Traditionally, companies are well-positioned when it comes to issues such as occupational health and safety and health aspects of their employees. Relatively new is the systemic advocacy of issues that affect a company’s environmental footprint. More and more tenders are asking questions about EHS and ranking them higher. Such metrics are also increasingly a benchmark for employees and potential job applicants.
What we see many companies using today as the foundation for their data outside of ERP is – surprise, surprise – good old Excel. As the importance and volume of data increase, so do the use of specialized EHS solutions. These solutions bring many important reports, the workflows are tailored to EHS requirements, and they include relevant interfaces. Auditing is also easier because the results are transparent.
An example of the increasing complexity: As early as 2011, the Greenhouse Gas Protocol developed and published a standard for CO2 balancing. The GHG Protocol divides emissions into three scopes, only one of which, Scope 1, directly concerns the company. When companies report according to this protocol, a lot of data are needed from suppliers, which requires good preparatory work and a suitable system.
The scopes we are talking about are Scope 1, Scope 2, and Scope 3. Scope 1 represents all direct emissions that come from activities of a company and its associated subsidiary organizations. These are areas such as production, transport, storage, the company fleet (including company cars), and infrastructure such as buildings.
Scope 2 records the upstream indirect emissions that the company purchases. These are services such as electricity, heat, and purchased goods and services in general as well as transport by third-parties, business trips, or waste. As you can see, it becomes more complex to obtain all the data. Consulting companies also fall under this scope. When using SaaS solutions, companies should also factor in these emissions. Do you know whether your provider uses green electricity, for example?
Finally, Scope 3: Here, the downstream activities of a company are considered – i.e., sale, transport, and processing of goods. In many areas, such as IT, it is particularly important how the sold goods are handled at the end of their lifecycle. Are they reprocessed, recycled, or thrown away?
The inclined observer of the software market will also recognize that this has become an economically important topic. Many exciting startups operating in this environment have been taken over by large providers, which are integrating these solutions into their portfolios. This trend is very likely to continue.

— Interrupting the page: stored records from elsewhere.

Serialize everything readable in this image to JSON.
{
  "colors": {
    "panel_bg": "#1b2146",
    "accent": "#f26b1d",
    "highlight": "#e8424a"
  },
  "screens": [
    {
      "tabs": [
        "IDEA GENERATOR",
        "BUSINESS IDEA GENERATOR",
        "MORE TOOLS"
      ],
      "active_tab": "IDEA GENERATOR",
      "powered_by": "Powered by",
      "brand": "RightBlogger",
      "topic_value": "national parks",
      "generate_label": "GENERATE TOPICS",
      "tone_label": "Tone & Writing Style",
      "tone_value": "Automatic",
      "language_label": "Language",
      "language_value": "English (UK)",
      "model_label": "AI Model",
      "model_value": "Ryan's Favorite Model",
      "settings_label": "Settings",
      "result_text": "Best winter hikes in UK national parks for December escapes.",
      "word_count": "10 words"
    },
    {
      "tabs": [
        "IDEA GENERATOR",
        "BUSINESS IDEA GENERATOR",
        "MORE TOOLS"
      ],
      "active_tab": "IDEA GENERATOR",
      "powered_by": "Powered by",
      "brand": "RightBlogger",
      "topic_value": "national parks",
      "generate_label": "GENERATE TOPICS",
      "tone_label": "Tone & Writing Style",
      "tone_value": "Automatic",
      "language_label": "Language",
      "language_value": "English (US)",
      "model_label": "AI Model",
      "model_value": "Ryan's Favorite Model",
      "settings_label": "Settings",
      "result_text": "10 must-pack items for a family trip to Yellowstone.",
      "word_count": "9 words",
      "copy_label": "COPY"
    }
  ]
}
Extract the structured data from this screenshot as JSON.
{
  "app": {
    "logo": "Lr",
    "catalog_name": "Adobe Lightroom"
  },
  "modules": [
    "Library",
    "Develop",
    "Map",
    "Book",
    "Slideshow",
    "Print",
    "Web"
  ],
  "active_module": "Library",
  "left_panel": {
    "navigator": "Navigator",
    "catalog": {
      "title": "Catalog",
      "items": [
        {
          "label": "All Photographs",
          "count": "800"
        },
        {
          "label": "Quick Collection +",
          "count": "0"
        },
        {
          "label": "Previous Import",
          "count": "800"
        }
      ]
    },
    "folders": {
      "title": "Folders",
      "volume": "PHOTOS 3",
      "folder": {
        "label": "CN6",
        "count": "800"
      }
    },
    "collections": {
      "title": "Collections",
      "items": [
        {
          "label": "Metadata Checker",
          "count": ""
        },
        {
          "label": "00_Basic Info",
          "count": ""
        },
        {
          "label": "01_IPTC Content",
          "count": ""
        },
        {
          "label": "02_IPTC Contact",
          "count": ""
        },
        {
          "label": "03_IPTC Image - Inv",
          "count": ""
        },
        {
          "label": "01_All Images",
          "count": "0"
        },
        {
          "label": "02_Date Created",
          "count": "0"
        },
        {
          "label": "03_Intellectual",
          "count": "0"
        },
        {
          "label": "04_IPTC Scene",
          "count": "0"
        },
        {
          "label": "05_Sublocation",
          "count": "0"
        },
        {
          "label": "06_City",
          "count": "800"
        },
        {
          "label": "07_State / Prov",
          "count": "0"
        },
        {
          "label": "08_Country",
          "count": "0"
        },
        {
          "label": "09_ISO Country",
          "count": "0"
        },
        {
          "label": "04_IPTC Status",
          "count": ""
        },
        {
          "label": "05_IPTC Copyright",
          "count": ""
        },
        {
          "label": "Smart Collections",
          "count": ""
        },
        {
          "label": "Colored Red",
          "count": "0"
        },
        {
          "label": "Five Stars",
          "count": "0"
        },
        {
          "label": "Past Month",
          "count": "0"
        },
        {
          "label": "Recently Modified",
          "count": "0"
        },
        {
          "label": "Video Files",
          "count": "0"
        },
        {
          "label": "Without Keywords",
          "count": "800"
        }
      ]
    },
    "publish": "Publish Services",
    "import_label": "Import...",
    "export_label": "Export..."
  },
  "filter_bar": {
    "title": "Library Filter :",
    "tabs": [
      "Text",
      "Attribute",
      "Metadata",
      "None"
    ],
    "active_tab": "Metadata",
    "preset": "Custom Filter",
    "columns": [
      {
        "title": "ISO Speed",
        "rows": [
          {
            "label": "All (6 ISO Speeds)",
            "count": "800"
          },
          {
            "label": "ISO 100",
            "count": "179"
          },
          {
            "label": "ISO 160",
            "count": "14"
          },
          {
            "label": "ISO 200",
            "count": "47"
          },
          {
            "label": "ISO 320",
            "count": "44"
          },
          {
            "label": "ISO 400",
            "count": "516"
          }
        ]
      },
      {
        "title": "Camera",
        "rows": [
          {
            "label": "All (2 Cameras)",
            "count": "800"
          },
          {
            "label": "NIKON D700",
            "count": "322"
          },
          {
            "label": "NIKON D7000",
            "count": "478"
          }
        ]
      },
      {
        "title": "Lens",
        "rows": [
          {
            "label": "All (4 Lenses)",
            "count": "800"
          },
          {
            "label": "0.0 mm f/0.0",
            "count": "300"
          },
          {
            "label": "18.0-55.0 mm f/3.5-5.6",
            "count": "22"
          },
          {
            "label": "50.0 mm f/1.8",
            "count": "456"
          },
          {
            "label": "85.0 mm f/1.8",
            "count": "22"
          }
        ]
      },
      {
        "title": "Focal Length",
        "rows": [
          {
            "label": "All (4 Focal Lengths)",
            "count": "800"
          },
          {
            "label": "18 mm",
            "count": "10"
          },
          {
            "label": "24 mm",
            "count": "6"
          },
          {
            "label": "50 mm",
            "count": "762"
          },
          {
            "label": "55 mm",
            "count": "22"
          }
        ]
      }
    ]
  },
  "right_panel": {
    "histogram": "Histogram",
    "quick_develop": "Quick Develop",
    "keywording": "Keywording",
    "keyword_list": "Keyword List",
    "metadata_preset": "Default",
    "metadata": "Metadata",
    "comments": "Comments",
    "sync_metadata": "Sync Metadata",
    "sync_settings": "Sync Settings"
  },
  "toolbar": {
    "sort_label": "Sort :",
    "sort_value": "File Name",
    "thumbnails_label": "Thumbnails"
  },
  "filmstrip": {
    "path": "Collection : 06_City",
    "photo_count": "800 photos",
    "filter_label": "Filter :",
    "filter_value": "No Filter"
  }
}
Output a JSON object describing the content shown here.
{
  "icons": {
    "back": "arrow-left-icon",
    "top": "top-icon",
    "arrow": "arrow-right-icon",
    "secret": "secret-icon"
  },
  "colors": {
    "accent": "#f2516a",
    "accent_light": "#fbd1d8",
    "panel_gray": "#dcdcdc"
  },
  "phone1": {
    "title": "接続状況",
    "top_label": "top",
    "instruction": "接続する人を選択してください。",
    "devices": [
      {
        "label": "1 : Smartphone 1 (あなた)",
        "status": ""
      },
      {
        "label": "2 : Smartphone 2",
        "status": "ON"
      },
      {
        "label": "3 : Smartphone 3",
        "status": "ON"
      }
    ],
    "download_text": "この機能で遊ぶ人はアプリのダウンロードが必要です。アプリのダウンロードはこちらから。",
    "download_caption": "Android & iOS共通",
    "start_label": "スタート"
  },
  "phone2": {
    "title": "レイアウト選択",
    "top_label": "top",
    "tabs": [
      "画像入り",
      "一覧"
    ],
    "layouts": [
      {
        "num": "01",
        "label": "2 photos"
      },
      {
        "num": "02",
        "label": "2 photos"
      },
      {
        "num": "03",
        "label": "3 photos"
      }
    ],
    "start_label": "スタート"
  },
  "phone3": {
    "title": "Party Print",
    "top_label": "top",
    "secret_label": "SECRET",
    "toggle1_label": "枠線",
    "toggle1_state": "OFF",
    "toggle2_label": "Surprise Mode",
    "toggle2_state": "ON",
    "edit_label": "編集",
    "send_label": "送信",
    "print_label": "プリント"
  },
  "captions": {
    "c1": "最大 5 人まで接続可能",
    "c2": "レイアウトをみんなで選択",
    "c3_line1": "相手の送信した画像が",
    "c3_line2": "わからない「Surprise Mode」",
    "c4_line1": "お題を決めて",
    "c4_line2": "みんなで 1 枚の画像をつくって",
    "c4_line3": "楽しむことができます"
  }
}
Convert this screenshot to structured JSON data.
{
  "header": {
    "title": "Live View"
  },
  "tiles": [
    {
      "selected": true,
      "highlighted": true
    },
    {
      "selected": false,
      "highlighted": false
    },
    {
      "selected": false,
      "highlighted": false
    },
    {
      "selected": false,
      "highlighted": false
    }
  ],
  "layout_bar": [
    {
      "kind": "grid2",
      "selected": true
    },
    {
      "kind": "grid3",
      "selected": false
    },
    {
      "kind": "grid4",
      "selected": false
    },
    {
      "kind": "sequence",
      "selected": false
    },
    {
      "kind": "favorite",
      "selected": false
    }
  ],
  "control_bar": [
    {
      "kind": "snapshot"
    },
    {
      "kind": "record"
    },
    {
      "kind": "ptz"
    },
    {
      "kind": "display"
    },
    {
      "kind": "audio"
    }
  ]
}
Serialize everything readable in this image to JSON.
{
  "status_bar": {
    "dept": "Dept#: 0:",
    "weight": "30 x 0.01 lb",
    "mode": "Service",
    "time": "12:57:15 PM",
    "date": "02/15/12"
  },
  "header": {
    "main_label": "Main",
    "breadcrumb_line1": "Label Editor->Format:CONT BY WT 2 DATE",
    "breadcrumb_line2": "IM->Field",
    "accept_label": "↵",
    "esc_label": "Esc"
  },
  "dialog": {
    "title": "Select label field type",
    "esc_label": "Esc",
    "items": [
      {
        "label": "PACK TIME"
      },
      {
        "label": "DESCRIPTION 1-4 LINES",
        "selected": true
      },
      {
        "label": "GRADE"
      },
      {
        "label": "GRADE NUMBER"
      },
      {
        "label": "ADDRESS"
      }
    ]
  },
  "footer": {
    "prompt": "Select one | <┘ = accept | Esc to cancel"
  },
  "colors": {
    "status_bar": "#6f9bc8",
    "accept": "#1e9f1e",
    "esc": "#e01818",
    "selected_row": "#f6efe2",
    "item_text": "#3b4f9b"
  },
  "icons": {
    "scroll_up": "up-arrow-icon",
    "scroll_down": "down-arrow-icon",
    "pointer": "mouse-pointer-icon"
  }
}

One vendor that specializes in research on solutions like EHS is Verdantix. In the recently published edition of its “Green Quadrant For Carbon Management Software 2022”, the leading providers of precisely such solutions are examined and classified. It is interesting to note that no ERP providers appear among the manufacturers of the examined solutions. While they are very good at determining Scope 1, it is safe to assume that companies are usually better off to capture external data of Scope 2 and Scope 3 with a third-party solution.